Day 2, 7 December

8.30am - 9am

Breakfast and coffee

9am - 9.25am

Alexei Kondratyev (ADIA and Imperial College)

Quantum Machine Learning in Finance

  • Parameterised Quantum Circuits

  • Quantum Neural Networks

  • Quantum Circuit Born Machine

Talk_Kondratyev.pdf

9.25am - 9.50am

Andras Bako (Bloomberg LP)

Quantum Computing in Finance: A Software Engineering Perspective

Quantitative Finance might be the last branch of science which could benefit from quantum computation. However strong software engineering standards are needed even at the beginning. The talk will go through some of the learnt lessons from working with quantum computing libraries and makes recommendations how to improve them. Will also touch upon interesting financial problems and their required software systems to reach quantum advantage in financial applications.

9.50am - 10.15am

Marco Paini (Rigetti Computing)

Scaling up quantum kernels

Quantum kernels are a promising quantum machine learning technique, but several obstacles need to be overcome to make them a method that can be utilised on near-term devices. The talk will provide an introduction to quantum kernels and will then discuss recent progress made on making the method perform on higher qubit count and larger data sets. An indication of the additional advancements required will close the talk.

10.15am - 10.40am

Daniel O'Connor (Standard Chartered Bank)

Scalable Quantum Machine Learning Methods for Time-series Prediction

The application of quantum algorithms on NISQ hardware requires consideration in how to progress from small proof of concept problems to larger and more relevant scale problems. In this talk, we discuss how Standard Chartered is using projected quantum kernels and quantum reservoir computing as near-term scalable solutions to predicting the behaviour of financial time-series. The areas where further research is required are also addressed in order to better understand the behaviour of these approaches as they scale.

Talk_OConnor.pdf

10.40am - 11.30pm

Dylan Herman (JP Morgan)
Towards constrained non-convex optimization using quantum computers

A variety of optimization problems in finance are highly-constrained non-convex programs. Unfortunately, these problems are extremely challenging in general.

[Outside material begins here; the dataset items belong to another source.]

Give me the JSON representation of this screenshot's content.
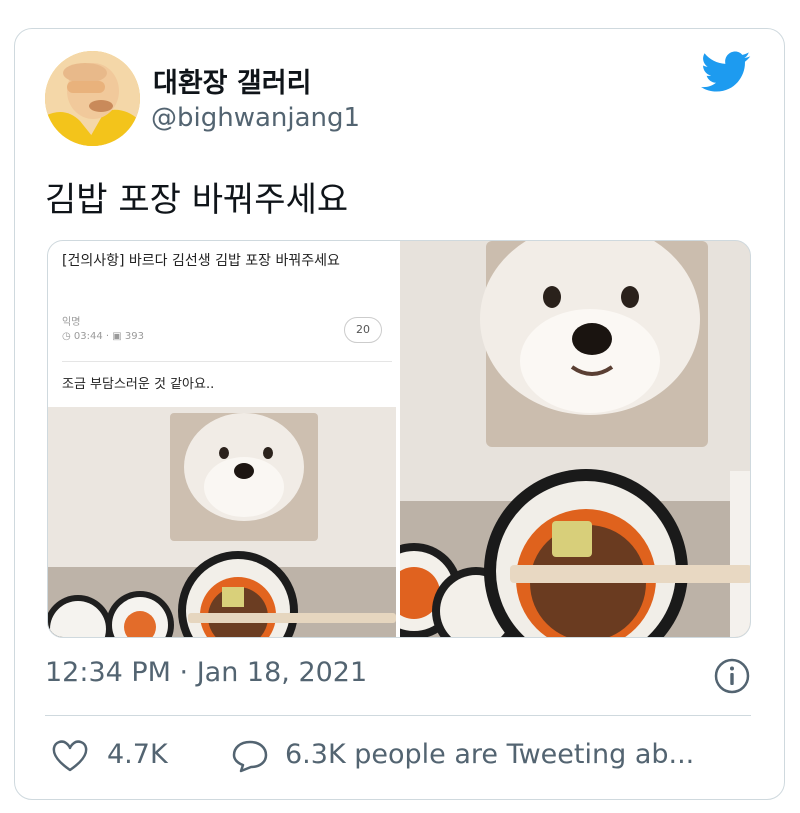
{
  "user": {
    "display_name": "대환장 갤러리",
    "handle": "@bighwanjang1"
  },
  "tweet": {
    "text": "김밥 포장 바꿔주세요",
    "timestamp": "12:34 PM · Jan 18, 2021"
  },
  "embedded_post": {
    "title": "[건의사항] 바르다 김선생 김밥 포장 바꿔주세요",
    "author": "익명",
    "meta": "◷ 03:44 · ▣ 393",
    "comment_count": "20",
    "body": "조금 부담스러운 것 같아요.."
  },
  "actions": {
    "like_count": "4.7K",
    "reply_text": "6.3K people are Tweeting ab..."
  },
  "colors": {
    "twitter_blue": "#1d9bf0",
    "secondary_text": "#536471",
    "border": "#cfd9de"
  },
  "icons": {
    "logo": "twitter-bird-icon",
    "info": "info-icon",
    "like": "heart-icon",
    "reply": "speech-bubble-icon"
  }
}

Still, quantum computing provides a variety of novel heuristics and algorithmic primitives that could be used produce better solvers. This presentation will discuss quantum algorithms developed by the JPMC quantum computing research group for tackling constrained discrete optimization and mixed-integer programs.

Talk_Herman.pdf

11.30pm - 12.30pm

Short guided tour of Imperial College Quantum laboratories

on photonic quantum information and trapped ions

12.30pm - 1.30pm LUNCH BREAK (provided onsite)

1.30pm - 1.55pm

Mattia Fiorentini (Quantinuum)

Quantinuum's financial use-cases of near-term algorithms

A wide range of financial applications can be tackled with quantum computation, from capital markets to retail banking. I will present three cases in which Quantinuum's algorithm offers the opportunity to apply near-term quantum computers to such problems. These include combinatorial optimization, Monte Carlo sampling, and forecasting.


Talk_Fiorentini.pdf

1.55pm - 2.20pm

Tobias Haug (Imperial College)

Quantum machine learning of large datasets using randomized measurements

Quantum computers promise to enhance machine learning for practical applications. Quantum machine learning for real-world data has to handle extensive amounts of high-dimensional data. However, conventional methods for measuring quantum kernels are impractical for large datasets as they scale with the square of the dataset size.

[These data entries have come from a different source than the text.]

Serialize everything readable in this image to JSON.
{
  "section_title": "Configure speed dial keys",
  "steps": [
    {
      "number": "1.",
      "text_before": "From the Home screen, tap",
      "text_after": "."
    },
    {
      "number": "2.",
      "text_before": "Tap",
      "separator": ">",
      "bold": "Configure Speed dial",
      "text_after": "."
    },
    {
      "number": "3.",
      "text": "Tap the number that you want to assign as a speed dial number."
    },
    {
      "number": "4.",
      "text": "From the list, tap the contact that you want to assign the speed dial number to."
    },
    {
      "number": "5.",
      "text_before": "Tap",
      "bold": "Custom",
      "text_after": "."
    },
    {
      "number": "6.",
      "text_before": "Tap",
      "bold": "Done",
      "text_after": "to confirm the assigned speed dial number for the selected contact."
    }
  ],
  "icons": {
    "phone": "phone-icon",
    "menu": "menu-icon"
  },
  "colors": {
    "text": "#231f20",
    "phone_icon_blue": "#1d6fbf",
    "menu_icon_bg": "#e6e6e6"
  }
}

Here, we measure quantum kernels using randomized measurements. The quantum computation time scales linearly with dataset size and quadratic for classical post-processing. While our method scales in general exponentially in qubit number, we gain a substantial speed-up when running on intermediate-sized quantum computers.

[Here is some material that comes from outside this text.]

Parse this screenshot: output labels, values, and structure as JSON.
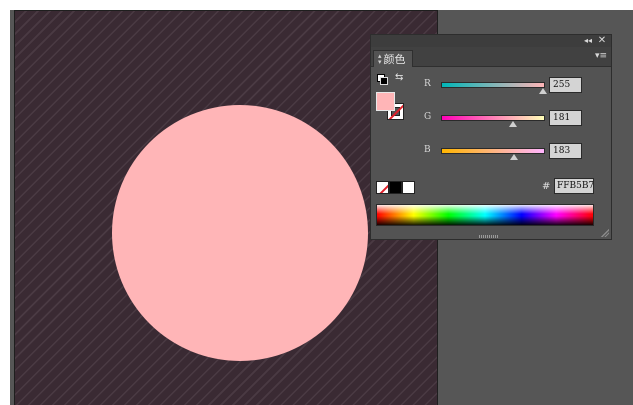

Further, we efficiently encode high-dimensional data into quantum computers with the number of features scaling linearly with the circuit depth.

The encoding is characterized by the quantum Fisher information metric and is related to the radial basis function kernel. Our approach is robust to noise via a cost-free error mitigation scheme.


We demonstrate the advantages of our methods for noisy quantum computers by classifying images with the IBM quantum computer.

To achieve further speedups we distribute the quantum computational tasks between different quantum computers. Our method enables benchmarking of quantum machine learning algorithms with large datasets on currently available quantum computers.

Talk_Haug.pdf

2.20pm - 2.55pm

Mugad Oumgari (Lloyds Banking) Link to paper

Quantum algorithms for PDEs in Finance


2.55pm - 3.20pm

Dimitrios Emmanoulopoulos
Quantum Machine Learning in Finance: Time Series Forecasting

We explore the efficacy of the novel use of parametrised quantum circuits (PQCs) as quantum neural networks (QNNs) for forecasting time series signals with simulated quantum forward propagation. The temporal signals consist of several sinusoidal components (deterministic signal), blended together with trends and additive noise. The performance of the PQCs is compared against that of classical bidirectional long short-term memory (BiLSTM) neural networks. Our results show that for time series signals consisting of small amplitude noise variations (up to 40 per cent of the amplitude of the deterministic signal) PQCs, with only a few parameters, perform similar to classical BiLSTM networks, with thousands of parameters, and outperform them for signals with higher amplitude noise variations. Thus, QNNs can be used effectively to model time series having, at the same time, the significant advantage of being trained significantly faster than a classical machine learning model in a quantum computer.

3.20pm - 3.45pm

Konstantinos Georgopoulos (STFC UKRI)
Quantum Finance – Understanding the landscape and the opportunities

Quantum computing is an interdisciplinary field that utilises a different approach to classical computing. Its prospect to efficiently solve problems that are computationally hard, or currently intractable, could find many applications in Finance and Financial Services. A number of use-cases have the potential to empower how financial institutions do business, protect their data or manage financial transactions. At the same time, topics like the need for regulations and alignment to those, following advances in the field, training or attracting people with the right skillsets, are ever more relevant. Hence, the National Quantum Computing Centre (NQCC), with its unique placement at the heart of the UK’s quantum ecosystem, has been actively engaging with the finance sector. Its objective is to raise awareness within the community, offer guidance through the early stages and beyond, and highlight the opportunities of the technology. This talk aims to introduce the activities that the NQCC has been facilitating within the Finance sector and provide an overview of use-cases that show potential to impact the sector.